Published on October 19th, 2015 | by Roger Chu
Federal Managers Increasingly Unhappy With Hiring Process
The Obama administration has prioritized improving hiring and recruiting at federal agencies, but the managers dealing with those efforts do not report seeing any improvement in the conditions on the ground.
In a recently released update on the administration’s “cross-agency priority goals,” federal supervisors’ satisfaction with hiring and recruiting practices has actually ticked downward in targeted areas, and the figures remain well short of the government’s goals.
Using the most updated Chief Human Capital Officers Management Survey, the Office of Personnel Management and the White House’s Presidential Personnel Office reported a downturn in the number of hiring managers with direct involvement in workforce planning and recruitment efforts.

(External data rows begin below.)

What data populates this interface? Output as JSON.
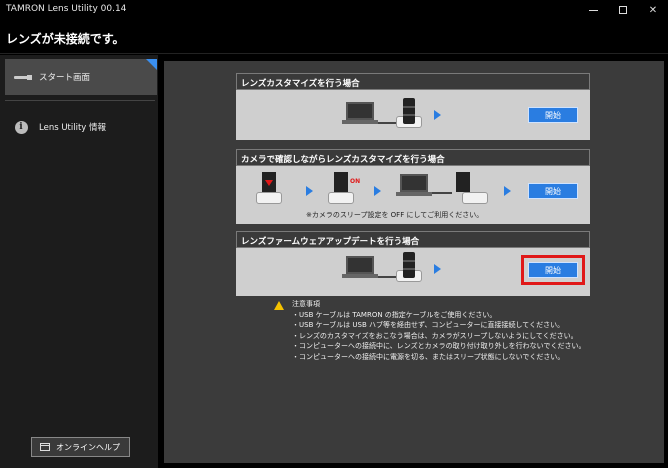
{
  "window": {
    "title": "TAMRON Lens Utility 00.14",
    "min_glyph": "",
    "max_glyph": "",
    "close_glyph": "✕"
  },
  "status": {
    "message": "レンズが未接続です。"
  },
  "sidebar": {
    "items": [
      {
        "label": "スタート画面",
        "icon": "cable-icon",
        "active": true
      },
      {
        "label": "Lens Utility 情報",
        "icon": "info-icon",
        "active": false
      }
    ],
    "help_button": "オンラインヘルプ"
  },
  "panels": [
    {
      "title": "レンズカスタマイズを行う場合",
      "button": "開始"
    },
    {
      "title": "カメラで確認しながらレンズカスタマイズを行う場合",
      "button": "開始",
      "on_label": "ON",
      "note": "※カメラのスリープ設定を OFF にしてご利用ください。"
    },
    {
      "title": "レンズファームウェアアップデートを行う場合",
      "button": "開始"
    }
  ],
  "notice": {
    "heading": "注意事項",
    "lines": [
      "・USB ケーブルは TAMRON の指定ケーブルをご使用ください。",
      "・USB ケーブルは USB ハブ等を経由せず、コンピューターに直接接続してください。",
      "・レンズのカスタマイズをおこなう場合は、カメラがスリープしないようにしてください。",
      "・コンピューターへの接続中に、レンズとカメラの取り付け取り外しを行わないでください。",
      "・コンピューターへの接続中に電源を切る、またはスリープ状態にしないでください。"
    ]
  },
  "colors": {
    "accent": "#2a7de1",
    "highlight": "#e01818",
    "warning": "#f5c200"
  }
}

Just more than four in 10 hiring managers said they personally participated in recruitment and outreach efforts for job vacancies in the third quarter of fiscal 2015, down from the 44 percent baseline. A higher rate — 64 percent — of hiring managers said they are involved in workforce planning, but that was still down 2 percentage points from the baseline and well short of the 76 percent target.
OPM and the White House reported the lowest levels of satisfaction with the pool of candidates looking to join the top ranks of civil service. Less than half of hiring managers were satisfied with the quality of Senior Executive Service managers, down 13 percentage points in the most recent quarter from the 60 percent baseline. Overall, satisfaction with the quality of federal applicants ticked up one point to 61 percent. That figure still fell well short of the 70 percent target.